Morson speaks with conviction about the peril of “ideological
segregation”: “It was very easy for white people to believe evil things
of black people when they never met any. But when you live with
somebody, you realize that they’re no worse than you are. . . . We’ve
increasingly had ideological segregation on both sides. Each side has
caricature views of the other.”
The
assumption of historical inevitability may play a part here. You hear
it in our political language: A favored policy is “an idea whose time
has come,” a disfavored one is “on the wrong side of history.” This sort
of teleological thinking—history has a direction, and that direction is
identical with our political views—is fervently, if unconsciously,
embraced by highly educated people today. It was also “one of the
central arguments of late-19th-century Russian thought,” Mr. Morson
says.
“Does
history have a direction? And is later necessarily better? The greatest
thinkers—Tolstoy, Alexander Herzen—answered no, later is not always
better. They believed that sort of thinking was an importation of
religious providentialism into history—the determinism of Hegel and
Marx. The difficulty of this form of thinking is that it paralyzes you
from acting. Between the wars, it was common for people to say: ‘Yes,
you may like liberal democracy, but that’s of the past. We fascists are
of the future.’ Or ‘We communists are of the future.’ People would
resign themselves to the inevitable and conclude, ‘Well I can’t fight
the future, I can’t resist the fascists or the communists.’ ”
I
suggest that the American left is very fond of this teleological
language—Barack Obama spoke in his first inaugural address of the
“worn-out dogmas that for far too long have strangled our politics.” But
Mr. Morson reminds me that Ronald Reagan used similar rhetoric. “Part
of being a revolutionary is knowing that you don’t have to acquiesce to
the tired, old ideas of the past,” he said in a 1985 speech.
Another
marker of the Russian intelligentsia was the sheer contempt its members
had for the peasants and workers they claimed to represent. “How many
workers, how many peasants, were even in the Bolshevik Party? Very few.
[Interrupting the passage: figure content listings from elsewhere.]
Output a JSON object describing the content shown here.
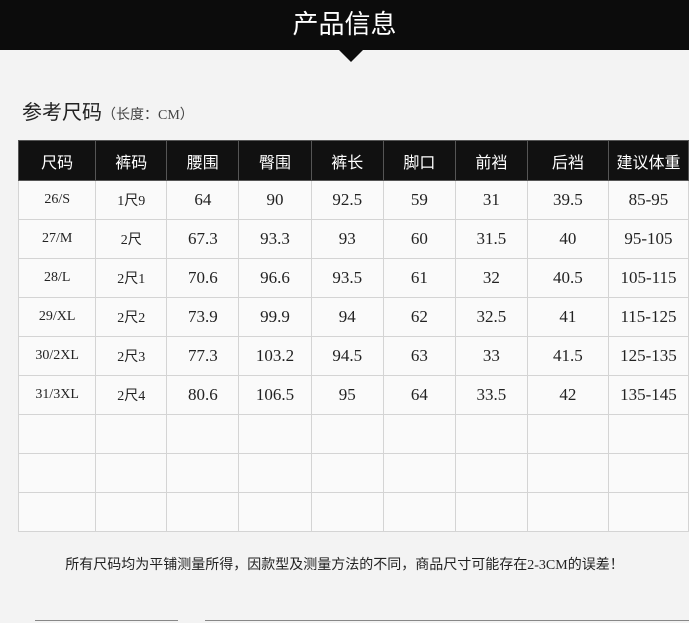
{
  "header": {
    "title": "产品信息"
  },
  "section": {
    "title": "参考尺码",
    "unit": "（长度：CM）"
  },
  "table": {
    "columns": [
      "尺码",
      "裤码",
      "腰围",
      "臀围",
      "裤长",
      "脚口",
      "前裆",
      "后裆",
      "建议体重"
    ],
    "rows": [
      [
        "26/S",
        "1尺9",
        "64",
        "90",
        "92.5",
        "59",
        "31",
        "39.5",
        "85-95"
      ],
      [
        "27/M",
        "2尺",
        "67.3",
        "93.3",
        "93",
        "60",
        "31.5",
        "40",
        "95-105"
      ],
      [
        "28/L",
        "2尺1",
        "70.6",
        "96.6",
        "93.5",
        "61",
        "32",
        "40.5",
        "105-115"
      ],
      [
        "29/XL",
        "2尺2",
        "73.9",
        "99.9",
        "94",
        "62",
        "32.5",
        "41",
        "115-125"
      ],
      [
        "30/2XL",
        "2尺3",
        "77.3",
        "103.2",
        "94.5",
        "63",
        "33",
        "41.5",
        "125-135"
      ],
      [
        "31/3XL",
        "2尺4",
        "80.6",
        "106.5",
        "95",
        "64",
        "33.5",
        "42",
        "135-145"
      ]
    ]
  },
  "note": "所有尺码均为平铺测量所得，因款型及测量方法的不同，商品尺寸可能存在2-3CM的误差！"
}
. . . Lenin’s whole idea was that ‘the working class, left to itself,
will never develop more than a trade-union consciousness.’ That’s his
famous phrase. They had to be led by the intelligentsia and completely
disciplined. No matter what you say, they will do it, no matter how
violent. They don’t have to understand the reasons, they’ll just do it.
Because they’re the agents of history, as Marx described them. . . .
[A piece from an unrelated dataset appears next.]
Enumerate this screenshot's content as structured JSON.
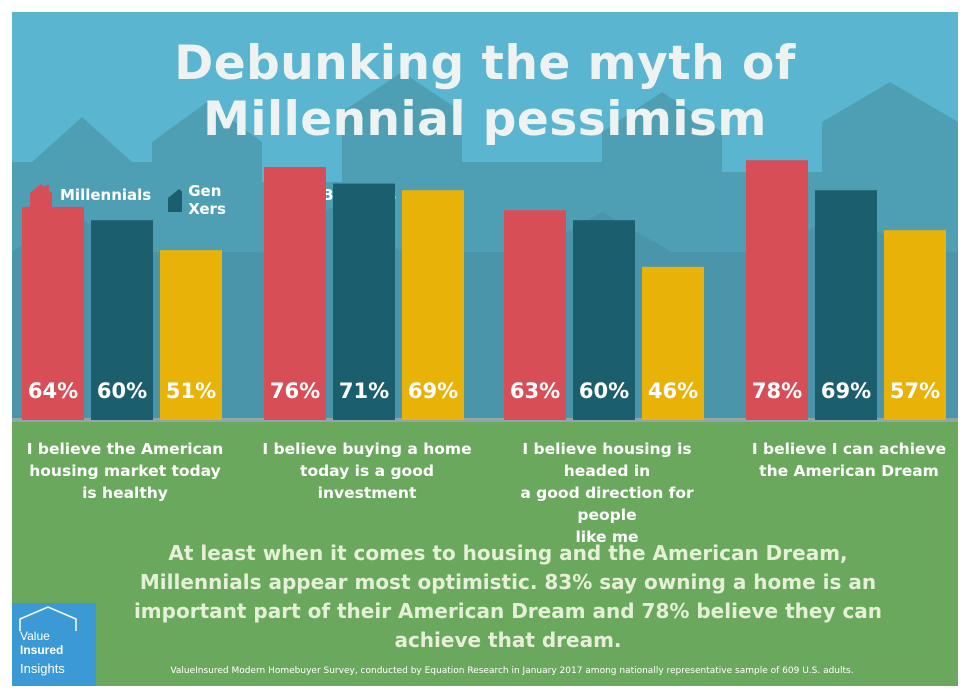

That implies a contempt for the working class and a greater contempt for
the peasantry.”
The
supposition that America is moving toward anarchy or revolution because
we’ve had a week of riots—or three years of bad faith and acrimony, or
three decades of polarization—still seems hard to accept. Mr. Morson is
careful not to predict the course of events. He uses the phrase “insofar
as the Russian example applies” more than once.
But,
he says, “we have a major depression, we have terrible fear from the
illness, and now we have mass riots in the street, which our leaders do
not seem to know how to handle. That’s a very rapid slide from only a
year ago. And there’s no reason to think it will slow down. The slide
could well continue.”
And
history can unfold in unpredictable ways. Who would have guessed 20
years ago, he asks, that the First Amendment’s free-speech guarantee
would become passé on the liberal left? “I used to get a laugh from
students by quoting a Soviet citizen I talked to once. He said to me,
‘Of course we have freedom of speech. We just don’t allow people to
lie.’ That used to get a laugh! They don’t laugh anymore.”